Monday, Feb. 05, 1973

Circle Game

By J.C.

THE FIRST CIRCLE

Directed by ALEXANDER FORD Screenplay by ALEXANDER FORD

It is often argued that the translations of the works of Alexander Solzhenitsyn do not do him justice. Surely, though, he can never have been served as badly between covers as he is here on screen. This barbarous adaptation of his novel about a prison for Russian intellectuals prunes all the passion, humanity and immediacy from a story that, lacking them, becomes only a meager, melodramatic tale.

Made in Denmark by a Polish director, The First Circle was shot in some approximation of English, then redubbed. The actors exercise their mouths a great deal, trying to shape uncomfortable syllables. Meanwhile, the voices droning smoothly on the sound track have the faintly patronizing, disengaged sound of a troupe from some failed regional theater making an unpleasant living on a soap opera.

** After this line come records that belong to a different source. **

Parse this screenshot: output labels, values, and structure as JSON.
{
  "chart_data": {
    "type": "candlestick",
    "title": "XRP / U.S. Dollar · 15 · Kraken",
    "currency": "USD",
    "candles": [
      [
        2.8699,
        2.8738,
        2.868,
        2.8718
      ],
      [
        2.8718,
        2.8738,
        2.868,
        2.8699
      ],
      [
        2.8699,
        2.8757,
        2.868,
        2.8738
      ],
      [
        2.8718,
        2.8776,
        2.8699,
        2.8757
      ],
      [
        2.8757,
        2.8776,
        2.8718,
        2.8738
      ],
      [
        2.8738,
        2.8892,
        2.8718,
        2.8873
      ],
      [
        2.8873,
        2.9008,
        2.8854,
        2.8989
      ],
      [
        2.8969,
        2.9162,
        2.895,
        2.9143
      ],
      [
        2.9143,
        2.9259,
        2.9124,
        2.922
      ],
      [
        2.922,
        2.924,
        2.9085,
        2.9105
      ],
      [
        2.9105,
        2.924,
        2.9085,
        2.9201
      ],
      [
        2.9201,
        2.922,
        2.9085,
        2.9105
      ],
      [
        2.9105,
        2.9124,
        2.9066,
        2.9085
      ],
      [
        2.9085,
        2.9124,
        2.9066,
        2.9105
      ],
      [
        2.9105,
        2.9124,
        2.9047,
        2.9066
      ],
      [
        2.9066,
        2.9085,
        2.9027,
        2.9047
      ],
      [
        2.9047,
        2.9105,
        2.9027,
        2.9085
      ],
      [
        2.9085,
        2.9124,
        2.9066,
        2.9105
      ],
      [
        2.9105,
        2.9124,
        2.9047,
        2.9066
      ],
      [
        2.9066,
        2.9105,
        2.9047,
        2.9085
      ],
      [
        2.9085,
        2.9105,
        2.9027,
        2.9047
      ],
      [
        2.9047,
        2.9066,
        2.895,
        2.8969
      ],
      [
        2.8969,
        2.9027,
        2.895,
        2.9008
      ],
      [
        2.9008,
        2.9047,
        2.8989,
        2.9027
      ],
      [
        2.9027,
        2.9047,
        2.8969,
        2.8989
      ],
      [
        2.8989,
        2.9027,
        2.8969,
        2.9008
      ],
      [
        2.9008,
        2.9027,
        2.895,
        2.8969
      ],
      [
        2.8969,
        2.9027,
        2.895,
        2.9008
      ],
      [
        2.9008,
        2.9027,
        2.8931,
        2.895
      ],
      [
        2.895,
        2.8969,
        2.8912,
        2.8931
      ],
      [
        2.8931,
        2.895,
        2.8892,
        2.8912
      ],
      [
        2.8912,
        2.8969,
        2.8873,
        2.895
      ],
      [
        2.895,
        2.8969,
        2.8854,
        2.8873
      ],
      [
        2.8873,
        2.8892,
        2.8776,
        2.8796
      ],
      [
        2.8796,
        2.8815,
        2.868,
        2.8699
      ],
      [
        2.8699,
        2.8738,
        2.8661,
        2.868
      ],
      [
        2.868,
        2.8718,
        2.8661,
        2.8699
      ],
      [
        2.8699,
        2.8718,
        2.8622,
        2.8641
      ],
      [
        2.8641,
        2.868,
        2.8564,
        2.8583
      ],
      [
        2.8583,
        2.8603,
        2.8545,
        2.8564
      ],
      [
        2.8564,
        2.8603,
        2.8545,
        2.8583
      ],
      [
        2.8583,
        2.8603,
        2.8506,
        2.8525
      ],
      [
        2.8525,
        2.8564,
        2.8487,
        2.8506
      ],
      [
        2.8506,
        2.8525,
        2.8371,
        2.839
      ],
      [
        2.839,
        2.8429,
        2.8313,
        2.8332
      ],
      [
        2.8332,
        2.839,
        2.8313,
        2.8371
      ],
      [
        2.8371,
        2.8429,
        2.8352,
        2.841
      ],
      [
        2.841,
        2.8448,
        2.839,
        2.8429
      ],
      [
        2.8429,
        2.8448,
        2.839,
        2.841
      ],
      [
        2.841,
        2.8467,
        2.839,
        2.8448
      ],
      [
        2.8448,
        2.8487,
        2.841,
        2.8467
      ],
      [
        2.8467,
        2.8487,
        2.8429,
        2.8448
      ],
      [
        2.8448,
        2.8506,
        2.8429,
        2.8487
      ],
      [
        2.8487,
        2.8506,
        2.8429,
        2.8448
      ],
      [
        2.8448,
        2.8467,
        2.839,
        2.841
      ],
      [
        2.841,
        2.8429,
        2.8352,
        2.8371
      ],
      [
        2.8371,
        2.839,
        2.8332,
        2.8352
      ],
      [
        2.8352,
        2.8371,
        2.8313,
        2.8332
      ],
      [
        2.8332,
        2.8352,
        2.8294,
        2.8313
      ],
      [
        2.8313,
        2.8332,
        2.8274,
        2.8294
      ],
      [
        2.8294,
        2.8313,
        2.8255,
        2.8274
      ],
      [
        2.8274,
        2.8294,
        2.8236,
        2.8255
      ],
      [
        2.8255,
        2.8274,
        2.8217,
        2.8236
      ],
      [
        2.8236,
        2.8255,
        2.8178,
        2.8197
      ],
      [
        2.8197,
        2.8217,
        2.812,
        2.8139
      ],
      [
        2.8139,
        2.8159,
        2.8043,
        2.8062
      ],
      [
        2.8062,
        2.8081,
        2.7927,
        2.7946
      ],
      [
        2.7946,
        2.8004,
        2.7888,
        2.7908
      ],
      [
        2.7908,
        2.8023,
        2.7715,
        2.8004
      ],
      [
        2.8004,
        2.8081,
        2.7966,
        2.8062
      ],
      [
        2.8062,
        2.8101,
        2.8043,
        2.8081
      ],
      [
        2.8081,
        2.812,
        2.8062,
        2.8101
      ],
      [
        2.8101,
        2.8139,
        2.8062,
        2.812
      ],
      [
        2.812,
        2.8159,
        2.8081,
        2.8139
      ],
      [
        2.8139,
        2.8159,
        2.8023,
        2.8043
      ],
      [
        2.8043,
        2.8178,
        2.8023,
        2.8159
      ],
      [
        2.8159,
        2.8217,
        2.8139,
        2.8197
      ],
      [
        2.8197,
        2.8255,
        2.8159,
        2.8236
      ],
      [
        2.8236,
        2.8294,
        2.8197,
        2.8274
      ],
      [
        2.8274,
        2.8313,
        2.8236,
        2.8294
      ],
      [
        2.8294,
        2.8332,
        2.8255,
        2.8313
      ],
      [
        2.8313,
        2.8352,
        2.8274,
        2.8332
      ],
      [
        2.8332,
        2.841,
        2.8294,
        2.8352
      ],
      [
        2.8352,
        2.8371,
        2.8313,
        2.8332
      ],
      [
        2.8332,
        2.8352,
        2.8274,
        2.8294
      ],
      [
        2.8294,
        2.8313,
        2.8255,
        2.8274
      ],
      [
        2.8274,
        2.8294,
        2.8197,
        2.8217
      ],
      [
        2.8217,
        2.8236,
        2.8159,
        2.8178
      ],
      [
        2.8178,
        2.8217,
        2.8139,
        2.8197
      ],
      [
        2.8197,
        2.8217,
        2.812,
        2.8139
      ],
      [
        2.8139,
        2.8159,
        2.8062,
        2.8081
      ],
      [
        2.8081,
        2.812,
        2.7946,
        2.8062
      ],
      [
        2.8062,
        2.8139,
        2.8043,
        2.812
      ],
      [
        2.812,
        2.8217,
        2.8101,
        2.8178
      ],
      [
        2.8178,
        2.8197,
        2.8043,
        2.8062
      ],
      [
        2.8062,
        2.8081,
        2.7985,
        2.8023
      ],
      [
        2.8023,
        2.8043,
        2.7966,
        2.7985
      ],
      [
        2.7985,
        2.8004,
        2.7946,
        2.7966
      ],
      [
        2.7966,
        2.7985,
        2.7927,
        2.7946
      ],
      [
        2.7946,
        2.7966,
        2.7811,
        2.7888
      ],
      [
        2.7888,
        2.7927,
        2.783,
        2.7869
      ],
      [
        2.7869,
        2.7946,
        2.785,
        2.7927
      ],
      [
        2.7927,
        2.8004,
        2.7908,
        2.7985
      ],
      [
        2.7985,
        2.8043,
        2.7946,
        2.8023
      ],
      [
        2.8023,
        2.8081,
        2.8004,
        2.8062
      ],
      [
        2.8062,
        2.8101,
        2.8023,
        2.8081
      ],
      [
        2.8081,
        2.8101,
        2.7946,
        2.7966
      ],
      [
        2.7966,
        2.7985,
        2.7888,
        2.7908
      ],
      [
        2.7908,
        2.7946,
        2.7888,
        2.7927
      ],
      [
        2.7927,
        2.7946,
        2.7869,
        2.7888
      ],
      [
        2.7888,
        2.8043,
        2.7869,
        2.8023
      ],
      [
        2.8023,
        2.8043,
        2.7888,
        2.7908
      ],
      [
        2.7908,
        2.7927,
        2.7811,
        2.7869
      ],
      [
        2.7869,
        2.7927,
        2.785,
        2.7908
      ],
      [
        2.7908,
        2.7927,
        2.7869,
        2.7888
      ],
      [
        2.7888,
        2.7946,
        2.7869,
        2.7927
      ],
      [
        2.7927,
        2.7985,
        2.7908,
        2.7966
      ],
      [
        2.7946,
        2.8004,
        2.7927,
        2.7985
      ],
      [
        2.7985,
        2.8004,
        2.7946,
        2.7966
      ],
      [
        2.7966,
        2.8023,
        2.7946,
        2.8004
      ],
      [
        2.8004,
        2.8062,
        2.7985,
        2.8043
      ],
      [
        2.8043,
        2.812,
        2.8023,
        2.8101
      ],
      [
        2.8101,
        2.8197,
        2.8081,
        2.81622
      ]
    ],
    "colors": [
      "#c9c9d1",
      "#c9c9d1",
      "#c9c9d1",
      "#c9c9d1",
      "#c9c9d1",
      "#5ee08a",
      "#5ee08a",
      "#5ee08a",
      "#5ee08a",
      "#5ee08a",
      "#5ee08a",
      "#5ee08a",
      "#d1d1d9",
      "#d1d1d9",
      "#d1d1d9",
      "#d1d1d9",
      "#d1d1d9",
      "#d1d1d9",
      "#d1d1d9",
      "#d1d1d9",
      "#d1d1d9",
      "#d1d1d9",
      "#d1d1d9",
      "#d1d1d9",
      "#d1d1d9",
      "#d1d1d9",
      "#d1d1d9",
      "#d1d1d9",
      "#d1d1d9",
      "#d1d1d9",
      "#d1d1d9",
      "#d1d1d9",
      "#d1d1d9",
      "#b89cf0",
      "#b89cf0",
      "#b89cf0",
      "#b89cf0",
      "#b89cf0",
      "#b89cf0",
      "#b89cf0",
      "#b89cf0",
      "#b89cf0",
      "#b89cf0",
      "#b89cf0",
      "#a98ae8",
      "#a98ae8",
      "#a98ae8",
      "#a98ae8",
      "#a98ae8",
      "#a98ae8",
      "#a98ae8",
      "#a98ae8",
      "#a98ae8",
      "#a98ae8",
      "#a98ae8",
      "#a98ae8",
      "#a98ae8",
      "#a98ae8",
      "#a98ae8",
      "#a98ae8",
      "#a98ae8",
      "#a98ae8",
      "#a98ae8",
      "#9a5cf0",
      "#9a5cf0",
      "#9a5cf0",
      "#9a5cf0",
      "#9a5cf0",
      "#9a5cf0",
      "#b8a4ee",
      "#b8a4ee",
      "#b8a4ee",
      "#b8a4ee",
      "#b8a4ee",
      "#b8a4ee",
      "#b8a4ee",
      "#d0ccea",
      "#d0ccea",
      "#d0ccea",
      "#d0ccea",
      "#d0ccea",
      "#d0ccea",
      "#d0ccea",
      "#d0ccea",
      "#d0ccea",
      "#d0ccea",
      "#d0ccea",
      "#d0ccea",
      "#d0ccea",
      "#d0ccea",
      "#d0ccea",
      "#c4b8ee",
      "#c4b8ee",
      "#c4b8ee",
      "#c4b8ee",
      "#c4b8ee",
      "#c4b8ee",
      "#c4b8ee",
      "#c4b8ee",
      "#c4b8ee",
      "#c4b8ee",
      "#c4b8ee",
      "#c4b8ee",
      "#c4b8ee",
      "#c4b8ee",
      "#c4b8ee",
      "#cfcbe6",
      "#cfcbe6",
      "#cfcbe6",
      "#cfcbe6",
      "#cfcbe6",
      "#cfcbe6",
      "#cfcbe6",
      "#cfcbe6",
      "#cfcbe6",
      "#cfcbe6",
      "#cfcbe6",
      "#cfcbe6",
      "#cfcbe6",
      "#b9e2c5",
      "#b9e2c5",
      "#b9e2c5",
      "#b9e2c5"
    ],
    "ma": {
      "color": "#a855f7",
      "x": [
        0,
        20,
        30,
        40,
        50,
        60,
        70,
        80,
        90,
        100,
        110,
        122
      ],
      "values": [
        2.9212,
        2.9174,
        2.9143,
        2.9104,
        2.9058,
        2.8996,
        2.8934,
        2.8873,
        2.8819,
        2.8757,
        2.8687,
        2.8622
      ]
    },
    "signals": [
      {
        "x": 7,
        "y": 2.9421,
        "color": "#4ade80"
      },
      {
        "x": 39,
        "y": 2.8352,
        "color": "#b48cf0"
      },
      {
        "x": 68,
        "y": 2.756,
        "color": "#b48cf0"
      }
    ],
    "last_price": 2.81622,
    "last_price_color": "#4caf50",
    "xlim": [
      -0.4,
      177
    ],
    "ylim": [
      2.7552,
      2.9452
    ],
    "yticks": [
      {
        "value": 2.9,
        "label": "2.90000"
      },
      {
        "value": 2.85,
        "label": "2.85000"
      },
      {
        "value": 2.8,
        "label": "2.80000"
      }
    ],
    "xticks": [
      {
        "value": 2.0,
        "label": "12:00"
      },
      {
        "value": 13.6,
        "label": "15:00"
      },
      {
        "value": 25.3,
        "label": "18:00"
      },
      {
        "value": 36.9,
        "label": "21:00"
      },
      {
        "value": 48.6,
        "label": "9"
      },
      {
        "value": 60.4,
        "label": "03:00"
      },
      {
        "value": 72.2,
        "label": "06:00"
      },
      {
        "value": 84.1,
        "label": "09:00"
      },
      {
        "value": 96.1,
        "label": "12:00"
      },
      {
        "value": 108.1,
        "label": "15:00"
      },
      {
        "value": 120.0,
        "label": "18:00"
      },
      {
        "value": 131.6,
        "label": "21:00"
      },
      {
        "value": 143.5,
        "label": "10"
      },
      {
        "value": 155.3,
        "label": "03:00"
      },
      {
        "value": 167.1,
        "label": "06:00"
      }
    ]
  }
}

The movie is solidly in the tradition of Hollywood barbed-wire melodrama, the kind where Otto Preminger. playing the camp commandant, was always striding about in high black boots, smoking luxuriously and sneering at his desperate charges. Indeed, there is such a character here, a Citizen Major ("I'm not going to fool around with you. If you want to go back to Siberia..."). In the old Hollywood versions, women appeared only in flashbacks. In The First Circle they are present as warders whose proximity causes some inmates to writhe on their bunks of an evening and groan, "Give me a woman."

The prisoners, who are mostly men of science, are all supposed to be working on a project ordered personally by Stalin: a tap-proof phone. But one of their number, Gleb Nerzhin (Gunther Malzacher), keeps finding the time to steal off to a supply closet with one of the warders, Simochka (Elzbieta Czyzewska). "I'd like to leave you with my child," he breathes, lunging for her tunic. "Monday," she shudders, dying to surrender herself but trying also to cope with a pesky short-wave radio that crackles away on a nearby table, summoning her to report. Such sequences evoke memories of Sid Caesar and Imogene Coca, who could have had a fine time giving this movie a well-deserved savaging.